You arrive by ferry, take off your shoes and make the renunciation, extending your arms three times to reject ‘the world, the flesh and the devil’. The fast is one ‘Lough Derg meal’ a day: black tea or coffee with dry toast. You walk the beds barefoot, kneeling to pray, and keep an all-night vigil in the basilica. No sleep until after the second night’s 10pm service; the third day ends with a final Mass before you leave. Confession is central, and many describe coming off the island wrung out and oddly cleared. Day-retreats run for school groups, older people and anyone not up to the full three days, with guided walks, the museum and a short service.

Practical information

  • Getting there: Seasonal ferries from the Lough Derg Visitor Centre at Pettigo, typically 6am, 9am, 12pm and 3pm – check the current timetable on the official site. Private boats may also land.

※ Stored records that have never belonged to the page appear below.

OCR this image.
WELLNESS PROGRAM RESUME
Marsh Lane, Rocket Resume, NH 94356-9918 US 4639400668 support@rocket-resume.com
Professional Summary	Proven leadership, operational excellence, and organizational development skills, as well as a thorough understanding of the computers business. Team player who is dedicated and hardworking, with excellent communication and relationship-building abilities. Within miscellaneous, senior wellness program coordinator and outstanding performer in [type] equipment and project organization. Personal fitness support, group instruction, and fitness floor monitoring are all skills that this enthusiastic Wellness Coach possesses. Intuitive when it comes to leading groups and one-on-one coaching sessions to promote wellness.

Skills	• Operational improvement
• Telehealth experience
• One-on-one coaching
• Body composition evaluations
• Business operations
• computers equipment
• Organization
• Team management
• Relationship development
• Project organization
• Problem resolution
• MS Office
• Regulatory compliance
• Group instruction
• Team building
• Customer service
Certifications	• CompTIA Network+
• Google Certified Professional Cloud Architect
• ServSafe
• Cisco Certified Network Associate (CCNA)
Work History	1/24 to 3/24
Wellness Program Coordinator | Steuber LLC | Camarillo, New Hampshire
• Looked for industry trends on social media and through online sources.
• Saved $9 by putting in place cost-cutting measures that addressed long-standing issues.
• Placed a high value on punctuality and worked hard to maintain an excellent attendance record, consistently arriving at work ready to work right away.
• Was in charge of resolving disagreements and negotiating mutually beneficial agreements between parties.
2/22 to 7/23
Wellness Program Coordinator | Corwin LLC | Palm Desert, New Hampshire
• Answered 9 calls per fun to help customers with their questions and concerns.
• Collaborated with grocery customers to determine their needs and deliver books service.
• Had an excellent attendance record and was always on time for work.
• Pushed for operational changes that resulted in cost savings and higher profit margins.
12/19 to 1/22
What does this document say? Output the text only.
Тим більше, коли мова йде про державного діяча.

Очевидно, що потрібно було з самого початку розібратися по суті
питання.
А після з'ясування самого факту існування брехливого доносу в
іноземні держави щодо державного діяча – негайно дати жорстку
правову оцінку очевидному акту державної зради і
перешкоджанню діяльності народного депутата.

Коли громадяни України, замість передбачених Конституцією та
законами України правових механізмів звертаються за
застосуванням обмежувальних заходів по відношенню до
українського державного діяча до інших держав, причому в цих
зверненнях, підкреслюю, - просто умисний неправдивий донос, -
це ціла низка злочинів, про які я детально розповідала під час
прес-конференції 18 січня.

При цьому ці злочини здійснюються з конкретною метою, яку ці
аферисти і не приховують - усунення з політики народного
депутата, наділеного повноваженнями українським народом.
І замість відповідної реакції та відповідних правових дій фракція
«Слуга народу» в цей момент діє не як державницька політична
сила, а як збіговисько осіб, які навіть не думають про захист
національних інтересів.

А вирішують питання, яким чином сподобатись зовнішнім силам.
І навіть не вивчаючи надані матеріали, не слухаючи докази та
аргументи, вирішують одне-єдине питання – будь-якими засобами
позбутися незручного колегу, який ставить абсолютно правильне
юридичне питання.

  • Parking: Free car park at the visitor centre. Spaces fill fast in peak season, so come early.
  • Pilgrimage season: Late May to early September. Book ahead through the official Pilgrimage Centre.
  • Accommodation: The Pilgrim Shelter has basic dormitory rooms, simple meals and quiet space.
  • Opening hours: Basilica Masses daily from 9am. The Pilgrim Shelter Museum is open 10am–4pm, Monday to Saturday. The island closes on major Catholic feast days.
  • Accessibility: Stone paths are uneven and barefoot walking is expected; wheelchair access is limited to the visitor centre and ferry deck.
  • Fees: Three-day pilgrimage €40 / £35, museum entry included. Day-retreat tickets €15 per person.